Window on the Golden Gate

Fort Point stands beneath the southern (San Francisco) end of the Golden Gate bridge. There was a fort built by the Spanish on the spot which Kit Carson liberated from Mexico in the war for California’s independence in the 1840s. The present fortification was constructed starting in 1853, and garisoned during the civil war, but not since. Joseph Straus, the chief engineer of the Golden Gate Bridge, altered the plans for the Golden Gate Bridge to spare Fort Point as a historic structure.

You may also recognize Fort Point as a location in the famous Hitchcock film Vertigo.

The dirty glass shown in this image covers a cannon embrasure on the second floor of Fort Point. It’s probably particularly dirty due to ongoing construction (earthquake retrofitting) on the bridge. I have no idea how anyone could have scaled the outside of this place to draw the smiley face. Perhaps it was done by a construction worker with access to ladders and scaffolding.

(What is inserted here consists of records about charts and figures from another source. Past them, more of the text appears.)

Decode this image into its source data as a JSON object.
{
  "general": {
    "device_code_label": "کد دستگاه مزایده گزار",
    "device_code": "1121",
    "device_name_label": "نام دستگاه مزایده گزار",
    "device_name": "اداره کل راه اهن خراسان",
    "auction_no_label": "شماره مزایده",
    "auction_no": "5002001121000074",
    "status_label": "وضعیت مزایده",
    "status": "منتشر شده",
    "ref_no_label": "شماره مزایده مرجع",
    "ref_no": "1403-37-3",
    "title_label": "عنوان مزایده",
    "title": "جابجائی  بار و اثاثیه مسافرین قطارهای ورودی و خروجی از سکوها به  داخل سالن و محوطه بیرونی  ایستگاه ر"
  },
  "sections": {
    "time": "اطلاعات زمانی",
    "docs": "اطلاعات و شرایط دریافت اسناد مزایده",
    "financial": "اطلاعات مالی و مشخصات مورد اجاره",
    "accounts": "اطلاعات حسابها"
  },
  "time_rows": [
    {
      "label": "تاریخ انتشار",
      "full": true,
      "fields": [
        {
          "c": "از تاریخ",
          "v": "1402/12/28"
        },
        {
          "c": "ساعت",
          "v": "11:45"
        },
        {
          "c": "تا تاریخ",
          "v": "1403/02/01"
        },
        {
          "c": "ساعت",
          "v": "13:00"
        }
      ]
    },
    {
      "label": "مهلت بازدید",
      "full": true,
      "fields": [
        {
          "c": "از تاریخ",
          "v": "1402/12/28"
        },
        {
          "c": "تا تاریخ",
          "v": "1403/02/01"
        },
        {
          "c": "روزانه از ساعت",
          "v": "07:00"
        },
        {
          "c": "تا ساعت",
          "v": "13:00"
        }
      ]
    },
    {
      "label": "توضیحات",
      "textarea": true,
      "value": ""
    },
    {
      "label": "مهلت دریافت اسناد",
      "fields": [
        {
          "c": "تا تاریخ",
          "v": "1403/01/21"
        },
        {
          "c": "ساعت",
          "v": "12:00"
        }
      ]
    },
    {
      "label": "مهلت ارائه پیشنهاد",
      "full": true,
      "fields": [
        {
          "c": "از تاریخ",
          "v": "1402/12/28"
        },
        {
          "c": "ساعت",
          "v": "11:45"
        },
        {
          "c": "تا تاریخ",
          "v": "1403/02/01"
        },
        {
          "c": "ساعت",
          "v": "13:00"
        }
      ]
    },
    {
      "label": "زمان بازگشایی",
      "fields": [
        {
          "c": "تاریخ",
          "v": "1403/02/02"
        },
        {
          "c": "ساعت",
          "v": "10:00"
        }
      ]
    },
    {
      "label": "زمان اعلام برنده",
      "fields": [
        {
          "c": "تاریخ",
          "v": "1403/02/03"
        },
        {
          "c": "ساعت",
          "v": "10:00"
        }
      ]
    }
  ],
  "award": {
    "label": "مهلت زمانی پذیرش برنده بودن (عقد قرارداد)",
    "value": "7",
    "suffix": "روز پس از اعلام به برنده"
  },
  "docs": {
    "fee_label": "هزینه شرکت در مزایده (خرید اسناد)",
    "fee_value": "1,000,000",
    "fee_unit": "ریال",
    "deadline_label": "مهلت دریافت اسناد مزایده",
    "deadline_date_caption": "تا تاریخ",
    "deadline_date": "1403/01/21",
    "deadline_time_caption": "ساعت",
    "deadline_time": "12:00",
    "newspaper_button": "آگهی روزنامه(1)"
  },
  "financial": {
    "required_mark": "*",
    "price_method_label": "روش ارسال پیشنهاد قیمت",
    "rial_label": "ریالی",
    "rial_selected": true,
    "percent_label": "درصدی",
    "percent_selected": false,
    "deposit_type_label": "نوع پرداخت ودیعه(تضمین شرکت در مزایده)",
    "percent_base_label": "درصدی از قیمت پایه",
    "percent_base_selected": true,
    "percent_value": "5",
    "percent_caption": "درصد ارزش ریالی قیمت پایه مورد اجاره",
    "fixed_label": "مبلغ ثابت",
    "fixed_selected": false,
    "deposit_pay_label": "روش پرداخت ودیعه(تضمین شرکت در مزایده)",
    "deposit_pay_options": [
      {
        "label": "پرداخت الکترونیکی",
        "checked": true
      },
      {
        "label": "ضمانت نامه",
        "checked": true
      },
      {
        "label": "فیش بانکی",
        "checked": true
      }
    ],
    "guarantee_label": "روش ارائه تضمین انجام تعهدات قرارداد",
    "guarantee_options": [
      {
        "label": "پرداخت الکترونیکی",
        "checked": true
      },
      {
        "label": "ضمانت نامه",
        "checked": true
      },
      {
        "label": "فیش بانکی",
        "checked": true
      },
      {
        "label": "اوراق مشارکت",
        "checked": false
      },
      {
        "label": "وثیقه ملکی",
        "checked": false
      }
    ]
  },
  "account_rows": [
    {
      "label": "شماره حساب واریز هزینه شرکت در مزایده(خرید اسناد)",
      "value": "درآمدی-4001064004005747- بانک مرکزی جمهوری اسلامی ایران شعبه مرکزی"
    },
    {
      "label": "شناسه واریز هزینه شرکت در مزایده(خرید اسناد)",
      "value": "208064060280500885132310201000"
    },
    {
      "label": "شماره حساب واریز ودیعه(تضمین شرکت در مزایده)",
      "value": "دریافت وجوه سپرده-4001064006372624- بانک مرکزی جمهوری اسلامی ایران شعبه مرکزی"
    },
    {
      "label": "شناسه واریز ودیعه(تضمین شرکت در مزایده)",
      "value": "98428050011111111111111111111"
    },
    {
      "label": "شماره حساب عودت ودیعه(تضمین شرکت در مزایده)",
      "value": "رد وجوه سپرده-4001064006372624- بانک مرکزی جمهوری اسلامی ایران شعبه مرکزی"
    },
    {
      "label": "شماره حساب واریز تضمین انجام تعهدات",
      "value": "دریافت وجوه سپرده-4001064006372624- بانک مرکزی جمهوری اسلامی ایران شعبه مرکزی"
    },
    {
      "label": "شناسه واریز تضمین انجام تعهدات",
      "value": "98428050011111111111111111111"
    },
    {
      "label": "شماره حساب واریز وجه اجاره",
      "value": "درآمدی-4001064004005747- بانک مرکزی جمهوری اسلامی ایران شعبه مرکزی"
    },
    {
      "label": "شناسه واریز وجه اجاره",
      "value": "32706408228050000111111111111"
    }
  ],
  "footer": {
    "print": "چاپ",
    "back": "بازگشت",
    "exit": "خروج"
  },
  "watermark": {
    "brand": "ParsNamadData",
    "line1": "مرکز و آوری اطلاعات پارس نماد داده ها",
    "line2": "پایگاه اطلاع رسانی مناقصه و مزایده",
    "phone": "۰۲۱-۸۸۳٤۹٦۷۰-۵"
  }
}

When I saw the embrasure, I snapped a few handheld photos. But they didn’t really work for me, even in the camera’s LCD. So I bit the bullet, did a bit of tripod manuevering and ballet, and was able to stop the camera down for maximum depth of field.

I like the different view of the Golden Gate, and the way the dirty glass becomes almost abstract. The glass could be a textile, or rear projection in a a theater.